- Other name: Seanice Lojede
- Citizenship: Uganda
- Occupations: Journalist and radio personality
- Organization: Blu famingo- a digital media management company.
- Notable work: Former broadcaster at capital FM, Sanyu FM, WBs and NTV.
- Spouse: Fabian Adeoye Lojede
- Children: 2
- Family: Nancy Kacungira
- Awards: Names of the Africa's most influential women in business and Governance

= Seanice Kacungira =

Ugandan journalist

Seanice Kacungira is a Ugandan journalist and radio personality.

== Career==
Former broadcaster Seanice Kacungira is a name that is recognized across Tanzanian (Clouds and East Africa FM) Kenyan (Capital FM) and Ugandan Media (Sanyu FM, WBS and NTV). She was named one of Africa's Most Influential Women in Business, Seanice is a leader, strategist, and entrepreneur with a career spanning media, digital marketing, and tech innovation. Starting her professional journey as a radio presenter working in Tanzania, Uganda and Kenya. Over the years, Seanice transitioned into the business world, co – founding BLU Flamingo Africa, a tech led integrated marketing company.

She worked for Kenyan (Capital FM) and Ugandan Media (Sanyu FM, WBS and NTV).

Seanice and her younger sister Nancy Kacungira together co-founded Blu Flamingo, a digital media management company.

== Awards ==
She was recognized as one of Africa's Most Influential Women in Business and Government.

Named Africa's Most Influential Woman in Business SADC region, by CEO Global, South Africa.

Seanice was awarded in the category of Business and Professional Services.

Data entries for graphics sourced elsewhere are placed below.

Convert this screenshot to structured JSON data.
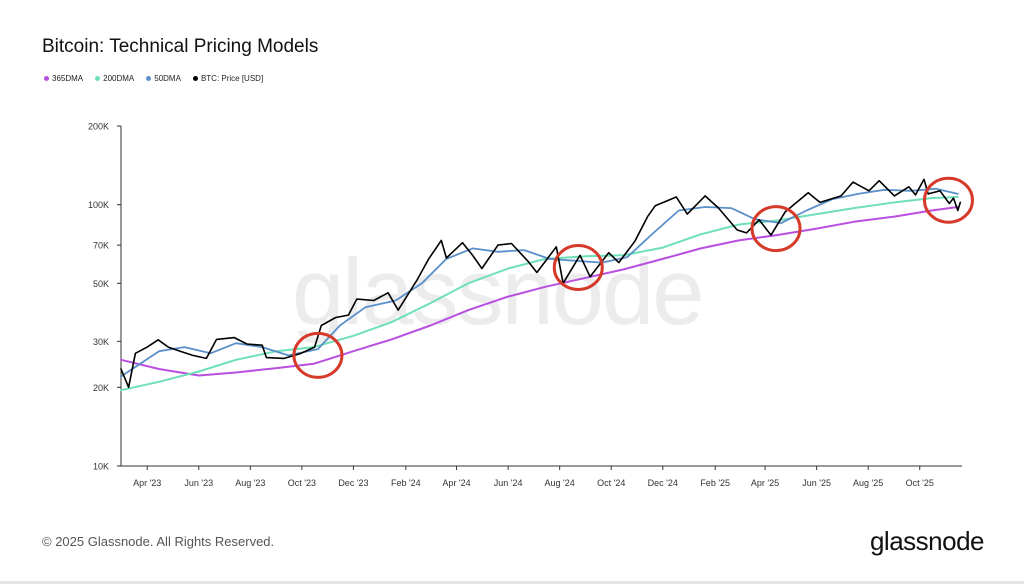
{
  "title": "Bitcoin: Technical Pricing Models",
  "watermark": "glassnode",
  "copyright": "© 2025 Glassnode. All Rights Reserved.",
  "brand": "glassnode",
  "chart_data": {
    "type": "line",
    "y_scale": "log",
    "ylim": [
      10000,
      200000
    ],
    "y_ticks": [
      {
        "value": 10000,
        "label": "10K"
      },
      {
        "value": 20000,
        "label": "20K"
      },
      {
        "value": 30000,
        "label": "30K"
      },
      {
        "value": 50000,
        "label": "50K"
      },
      {
        "value": 70000,
        "label": "70K"
      },
      {
        "value": 100000,
        "label": "100K"
      },
      {
        "value": 200000,
        "label": "200K"
      }
    ],
    "xlim": [
      "2023-03-01",
      "2025-11-20"
    ],
    "x_ticks": [
      {
        "date": "2023-04-01",
        "label": "Apr '23"
      },
      {
        "date": "2023-06-01",
        "label": "Jun '23"
      },
      {
        "date": "2023-08-01",
        "label": "Aug '23"
      },
      {
        "date": "2023-10-01",
        "label": "Oct '23"
      },
      {
        "date": "2023-12-01",
        "label": "Dec '23"
      },
      {
        "date": "2024-02-01",
        "label": "Feb '24"
      },
      {
        "date": "2024-04-01",
        "label": "Apr '24"
      },
      {
        "date": "2024-06-01",
        "label": "Jun '24"
      },
      {
        "date": "2024-08-01",
        "label": "Aug '24"
      },
      {
        "date": "2024-10-01",
        "label": "Oct '24"
      },
      {
        "date": "2024-12-01",
        "label": "Dec '24"
      },
      {
        "date": "2025-02-01",
        "label": "Feb '25"
      },
      {
        "date": "2025-04-01",
        "label": "Apr '25"
      },
      {
        "date": "2025-06-01",
        "label": "Jun '25"
      },
      {
        "date": "2025-08-01",
        "label": "Aug '25"
      },
      {
        "date": "2025-10-01",
        "label": "Oct '25"
      }
    ],
    "legend_position": "top-left",
    "grid": false,
    "series": [
      {
        "name": "365DMA",
        "color": "#b84fe0",
        "width": 2,
        "points": [
          [
            "2023-03-01",
            25500
          ],
          [
            "2023-04-15",
            23500
          ],
          [
            "2023-06-01",
            22200
          ],
          [
            "2023-07-15",
            22800
          ],
          [
            "2023-09-01",
            23700
          ],
          [
            "2023-10-15",
            24600
          ],
          [
            "2023-12-01",
            27500
          ],
          [
            "2024-01-15",
            30500
          ],
          [
            "2024-03-01",
            34500
          ],
          [
            "2024-04-15",
            39500
          ],
          [
            "2024-06-01",
            44500
          ],
          [
            "2024-07-15",
            48500
          ],
          [
            "2024-09-01",
            52500
          ],
          [
            "2024-10-15",
            56500
          ],
          [
            "2024-12-01",
            62000
          ],
          [
            "2025-01-15",
            68000
          ],
          [
            "2025-03-01",
            73000
          ],
          [
            "2025-04-15",
            76500
          ],
          [
            "2025-06-01",
            81000
          ],
          [
            "2025-07-15",
            86000
          ],
          [
            "2025-09-01",
            90000
          ],
          [
            "2025-10-15",
            95000
          ],
          [
            "2025-11-15",
            98000
          ]
        ]
      },
      {
        "name": "200DMA",
        "color": "#6ee0b8",
        "width": 2,
        "points": [
          [
            "2023-03-01",
            19500
          ],
          [
            "2023-04-15",
            21000
          ],
          [
            "2023-06-01",
            23000
          ],
          [
            "2023-07-15",
            25500
          ],
          [
            "2023-09-01",
            27500
          ],
          [
            "2023-10-15",
            28500
          ],
          [
            "2023-12-01",
            31500
          ],
          [
            "2024-01-15",
            35500
          ],
          [
            "2024-03-01",
            42000
          ],
          [
            "2024-04-15",
            50000
          ],
          [
            "2024-06-01",
            57000
          ],
          [
            "2024-07-15",
            62000
          ],
          [
            "2024-09-01",
            63500
          ],
          [
            "2024-10-15",
            64000
          ],
          [
            "2024-12-01",
            68500
          ],
          [
            "2025-01-15",
            77000
          ],
          [
            "2025-03-01",
            84000
          ],
          [
            "2025-04-15",
            87000
          ],
          [
            "2025-06-01",
            92000
          ],
          [
            "2025-07-15",
            97000
          ],
          [
            "2025-09-01",
            102000
          ],
          [
            "2025-10-15",
            106000
          ],
          [
            "2025-11-15",
            107000
          ]
        ]
      },
      {
        "name": "50DMA",
        "color": "#5b8fc9",
        "width": 1.8,
        "points": [
          [
            "2023-03-01",
            22000
          ],
          [
            "2023-04-15",
            27500
          ],
          [
            "2023-05-15",
            28500
          ],
          [
            "2023-06-15",
            27000
          ],
          [
            "2023-07-15",
            29500
          ],
          [
            "2023-08-15",
            28500
          ],
          [
            "2023-09-15",
            26500
          ],
          [
            "2023-10-20",
            28000
          ],
          [
            "2023-11-15",
            34500
          ],
          [
            "2023-12-15",
            40500
          ],
          [
            "2024-01-20",
            43000
          ],
          [
            "2024-02-20",
            50000
          ],
          [
            "2024-03-20",
            62000
          ],
          [
            "2024-04-20",
            68000
          ],
          [
            "2024-05-20",
            66000
          ],
          [
            "2024-06-20",
            67000
          ],
          [
            "2024-07-20",
            62000
          ],
          [
            "2024-08-20",
            61000
          ],
          [
            "2024-09-20",
            60000
          ],
          [
            "2024-10-20",
            63000
          ],
          [
            "2024-11-20",
            78000
          ],
          [
            "2024-12-20",
            95000
          ],
          [
            "2025-01-20",
            98000
          ],
          [
            "2025-02-20",
            97000
          ],
          [
            "2025-03-20",
            88000
          ],
          [
            "2025-04-20",
            85000
          ],
          [
            "2025-05-20",
            95000
          ],
          [
            "2025-06-20",
            105000
          ],
          [
            "2025-07-20",
            110000
          ],
          [
            "2025-08-20",
            114000
          ],
          [
            "2025-09-20",
            113000
          ],
          [
            "2025-10-20",
            115000
          ],
          [
            "2025-11-15",
            110000
          ]
        ]
      },
      {
        "name": "BTC: Price [USD]",
        "color": "#000000",
        "width": 1.6,
        "points": [
          [
            "2023-03-01",
            23500
          ],
          [
            "2023-03-10",
            20000
          ],
          [
            "2023-03-18",
            27000
          ],
          [
            "2023-04-01",
            28500
          ],
          [
            "2023-04-14",
            30400
          ],
          [
            "2023-04-26",
            28500
          ],
          [
            "2023-05-10",
            27500
          ],
          [
            "2023-05-25",
            26500
          ],
          [
            "2023-06-10",
            25800
          ],
          [
            "2023-06-22",
            30500
          ],
          [
            "2023-07-13",
            31000
          ],
          [
            "2023-07-28",
            29300
          ],
          [
            "2023-08-15",
            29000
          ],
          [
            "2023-08-20",
            26000
          ],
          [
            "2023-09-10",
            25800
          ],
          [
            "2023-09-30",
            27000
          ],
          [
            "2023-10-16",
            28500
          ],
          [
            "2023-10-24",
            34500
          ],
          [
            "2023-11-10",
            37000
          ],
          [
            "2023-11-25",
            37800
          ],
          [
            "2023-12-05",
            43500
          ],
          [
            "2023-12-25",
            43000
          ],
          [
            "2024-01-11",
            46000
          ],
          [
            "2024-01-23",
            39500
          ],
          [
            "2024-02-15",
            52000
          ],
          [
            "2024-02-28",
            62000
          ],
          [
            "2024-03-14",
            73000
          ],
          [
            "2024-03-20",
            62500
          ],
          [
            "2024-04-08",
            71500
          ],
          [
            "2024-04-20",
            64000
          ],
          [
            "2024-05-01",
            57000
          ],
          [
            "2024-05-20",
            70000
          ],
          [
            "2024-06-05",
            71000
          ],
          [
            "2024-06-25",
            60500
          ],
          [
            "2024-07-05",
            55000
          ],
          [
            "2024-07-28",
            69000
          ],
          [
            "2024-08-05",
            50000
          ],
          [
            "2024-08-25",
            64000
          ],
          [
            "2024-09-06",
            53000
          ],
          [
            "2024-09-28",
            65500
          ],
          [
            "2024-10-10",
            60000
          ],
          [
            "2024-10-29",
            72500
          ],
          [
            "2024-11-13",
            90000
          ],
          [
            "2024-11-22",
            99000
          ],
          [
            "2024-12-17",
            107000
          ],
          [
            "2024-12-30",
            92000
          ],
          [
            "2025-01-20",
            108000
          ],
          [
            "2025-02-05",
            97000
          ],
          [
            "2025-02-27",
            80000
          ],
          [
            "2025-03-10",
            78000
          ],
          [
            "2025-03-25",
            87500
          ],
          [
            "2025-04-08",
            76500
          ],
          [
            "2025-04-25",
            94000
          ],
          [
            "2025-05-22",
            111000
          ],
          [
            "2025-06-05",
            102000
          ],
          [
            "2025-06-30",
            108000
          ],
          [
            "2025-07-14",
            122000
          ],
          [
            "2025-08-02",
            113000
          ],
          [
            "2025-08-14",
            123500
          ],
          [
            "2025-09-01",
            108000
          ],
          [
            "2025-09-18",
            117000
          ],
          [
            "2025-09-26",
            109000
          ],
          [
            "2025-10-06",
            125000
          ],
          [
            "2025-10-11",
            110000
          ],
          [
            "2025-10-25",
            113000
          ],
          [
            "2025-11-05",
            101000
          ],
          [
            "2025-11-10",
            106000
          ],
          [
            "2025-11-15",
            95000
          ],
          [
            "2025-11-18",
            102000
          ]
        ]
      }
    ],
    "annotations": [
      {
        "type": "circle",
        "color": "#d63a2a",
        "center_date": "2023-10-20",
        "center_value": 26500
      },
      {
        "type": "circle",
        "color": "#d63a2a",
        "center_date": "2024-08-23",
        "center_value": 57500
      },
      {
        "type": "circle",
        "color": "#d63a2a",
        "center_date": "2025-04-14",
        "center_value": 81000
      },
      {
        "type": "circle",
        "color": "#d63a2a",
        "center_date": "2025-11-04",
        "center_value": 104000
      }
    ]
  }
}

The awards are the leading African recognition programme honoring excellence in the private and public sector. The programme covers 23 economic sectors and has for the past nineteen years independently recognized those leaders who are at the pinnacle of their industry.

== Personal life ==
She is married to Fabian Adeoye Lojede and a mother of two. She later changed her name to Seanice Lojede after her marriage.